History

Great Britain
- Name: Defiance
- Builder: Hambro
- Launched: 1790
- Captured: Late 1800

General characteristics
- Tons burthen: 267, or 276 (bm)
- Complement: 1795:30; 1800:25;
- Armament: 1795: 10 × 6-pounder guns + 6 swivel guns; 1800: 12 × 6-pounder guns + 2 × 18-pounder carronades;

= Defiance (1795 ship) =

Defiance was launched in Hamburg in 1790, probably under another name. She started sailing out of London in 1795 as a slave ship in the triangular trade in enslaved people. She made three voyages as a slave ship between 1795 and 1800. She then left that trade but a French privateer captured her late in 1800.

==Career==
Defiance first appeared in Lloyd's Register (LR) in 1795 with J.Kimber, master, Parry & Co., owners, and trade London–Africa. She had damages repaired in 1795.

Dolben's Act limited the number of enslaved people that British slave ships could transport without penalty, based on the ships' tons burthen. For Defiance, the cap would have been 406. One of the provisions of the act was bonuses for the master (£100) and surgeon (£50) if the mortality among the captives was under 2%; a mortality rate of under 3% resulted in a bonus of half that. Dolben's Act was the first British legislation passed to regulate slave shipping. Dolben's Act apparently resulted in some reduction in the numbers of captives carried per vessel, and possibly in mortality, though the evidence is ambiguous.

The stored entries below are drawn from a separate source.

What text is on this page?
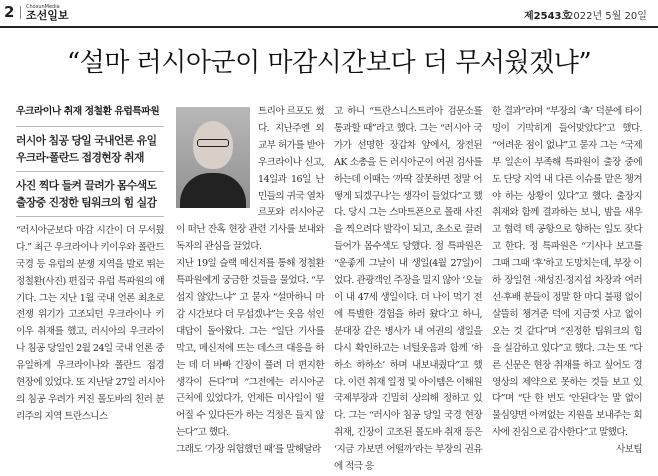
2 ChosunMedia
조선일보	제2543호
2022년 5월 20일
“설마 러시아군이 마감시간보다 더 무서웠겠냐”

우크라이나 취재 정철환 유럽특파원

러시아 침공 당일 국내언론 유일 우크라·폴란드 접경현장 취재

사진 찍다 들켜 끌려가 몸수색도 출장중 진정한 팀워크의 힘 실감

“러시아군보다 마감 시간이 더 무서웠다.” 최근 우크라이나 키이우와 폴란드 국경 등 유럽의 분쟁 지역을 발로 뛰는 정철환(사진) 편집국 유럽 특파원의 얘기다. 그는 지난 1월 국내 언론 최초로 전쟁 위기가 고조되던 우크라이나 키이우 취재를 했고, 러시아의 우크라이나 침공 당일인 2월 24일 국내 언론 중 유일하게 우크라이나와 폴란드 접경 현장에 있었다. 또 지난달 27일 러시아의 침공 우려가 커진 몰도바의 친러 분리주의 지역 트란스니스

트리아 르포도 썼다. 지난주엔 외교부 허가를 받아 우크라이나 신고, 14일과 16일 난민들의 귀국 열차 르포와 러시아군이 떠난 잔혹 현장 관련 기사를 보내와 독자의 관심을 끌었다.

지난 19일 슬랙 메신저를 통해 정철환 특파원에게 궁금한 것들을 물었다. “무섭지 않았느냐” 고 묻자 “설마하니 마감 시간보다 더 무섭겠냐”는 웃음 섞인 대답이 돌아왔다. 그는 “일단 기사를 막고, 메신저에 뜨는 데스크 대응을 하는 데 더 바빠 긴장이 풀려 더 편지한 생각이 든다”며 “그전에는 러시아군 근처에 있었다가, 언제든 미사일이 떨어질 수 있다든가 하는 걱정은 들지 않는다”고 했다.

그래도 ‘가장 위험했던 때’를 말해달라

고 하니 “트란스니스트리아 검문소를 통과할 때”라고 했다. 그는 “러시아 국가가 선명한 장갑차 앞에서, 장전된 AK 소총을 든 러시아군이 여권 검사를 하는데 이때는 ‘까딱 잘못하면 정말 어떻게 되겠구나’는 생각이 들었다”고 했다. 당시 그는 스마트폰으로 몰래 사진을 찍으려다 발각이 되고, 초소로 끌려들어가 몸수색도 당했다. 정 특파원은 “운좋게 그날이 내 생일(4월 27일)이었다. 관광객인 주장을 밀지 않아 ‘오늘이 내 47세 생일이다. 더 나이 먹기 전에 특별한 경험을 하러 왔다’고 하니, 분대장 같은 병사가 내 여권의 생일을 다시 확인하고는 너털웃음과 함께 ‘하하소 하하소’ 하며 내보내줬다”고 했다. 이런 취재 일정 및 아이템은 이해원 국제부장과 긴밀히 상의해 정하고 있다. 그는 “러시아 침공 당일 국경 현장 취재, 긴장이 고조된 몰도바 취재 등은 ‘지금 가보면 어떨까’라는 부장의 권유에 적극 응

한 결과”라며 “부장의 ‘촉’ 덕분에 타이밍이 기막히게 들어맞았다”고 했다. “어려운 점이 없냐”고 묻자 그는 “국제부 일손이 부족해 특파원이 출장 중에도 단당 지역 내 다른 이슈를 맡은 챙겨야 하는 상황이 있다”고 했다. 출장지 취재와 함께 결과하는 보니, 밤을 새우고 협력 텍 공항으로 향하는 일도 잦다고 한다. 정 특파원은 “기사나 보고를 그때 그때 ‘후’하고 도망치는데, 부장 이하 장일현 ·채성진·정지섭 차장과 여러 선·후배 분들이 정말 한 마디 불평 없이 살뜰히 챙겨준 덕에 지금껏 사고 없이 오는 것 같다”며 “진정한 팀워크의 힘을 실감하고 있다”고 했다. 그는 또 “다른 신문은 현장 취재를 하고 싶어도 경영상의 제약으로 못하는 것들 보고 있다”며 “단 한 번도 ‘안된다’는 말 없이 물심양면 아껴없는 지원을 보내주는 회사에 진심으로 감사한다”고 말했다.

사보팀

===1st voyage transporting enslaved people (1795–1797)===
Captain John Kimber acquired a letter of marque on 1 December 1795. He sailed from London on 25 November 1795, bound for the Bight of Benin. Defiance arrived in Africa and began gathering captives on 10 March 1796. She gathered the captives first at the "Lamo River", and then at Cape Coast Castle. She departed Africa on 29 October, and arrived at Tobago on 5 December. She had embarked 401 captives and she delivered 399, for a mortality rate of less than 1%, which would qualify her master and surgeon for the full bonus. She arrived back in London on 30 April 1797.

===2nd voyage transporting enslaved people (1797–1798)===
Captain Kimber sailed from Gravesend on 5 October 1797. Defiance arrived in Africa and began gathering slaves on 30 November. She gathered her slaves at Cape Lahou, Keta, and Cape Coast Castle. She sailed from Africa on 1 April 1798, and arrived at Barbados on 11 May 1798. She had embarked 409 convicts and she delivered 408, for a mortality rate of less than 1%. While she was in Barbados she was sold there. She sailed for London on 23 June, and arrived there on 14 August.

===3rd voyage transporting enslaved people (1799–1800)===
Captain Moses Joynson sailed from Liverpool on 11 May 1799. Defiance arrived at Kingston, Jamaica on 25 November with 389 captives. (She had first stopped at Demerara.) She arrived back at Liverpool on 9 March 1800. She had left Liverpool with 40 crew members and she suffered six crew deaths in her voyage.

===Subsequent career and fate===
Captain Joseph Purvis acquired a letter of marque on 8 August 1800. Neither Lloyd's Register nor the Register of Shipping caught the change. (The registers were only as accurate as vessel owners bothered to keep them informed.) He then sailed her to Madeira.

Lloyd's List reported on 16 January 1801 that the French privateer Mouche had captured three vessels: (Note: Mouche probably was a 14-gun privateer from Dunkirk commissioned in 1799. She did a first cruise under Pierre-François Lefebvre, from Calais, with 60 men and 14 guns, from 1799 to 1800. She made a second cruise in 1801 under a Captain A.-T. Warnier, from Calais, with 43 men and 14 guns. Her third cruise took place under Pierre-François Lefebvre with about 60 men and 14 guns from August 1801 to later the same year.)
- , Calcheon, master, sailing from London to Barbados;
- Defiance, Pervis, master, Liverpool to Madeira; and
- Elizabeth, Liverpool to Demerara.

It is highly likely that this Defiance is the that British interests purchased in France in 1802 during the Peace of Amiens. Her owners sent her on a voyage as a whaler but she was lost in late December at the very outset of her voyage.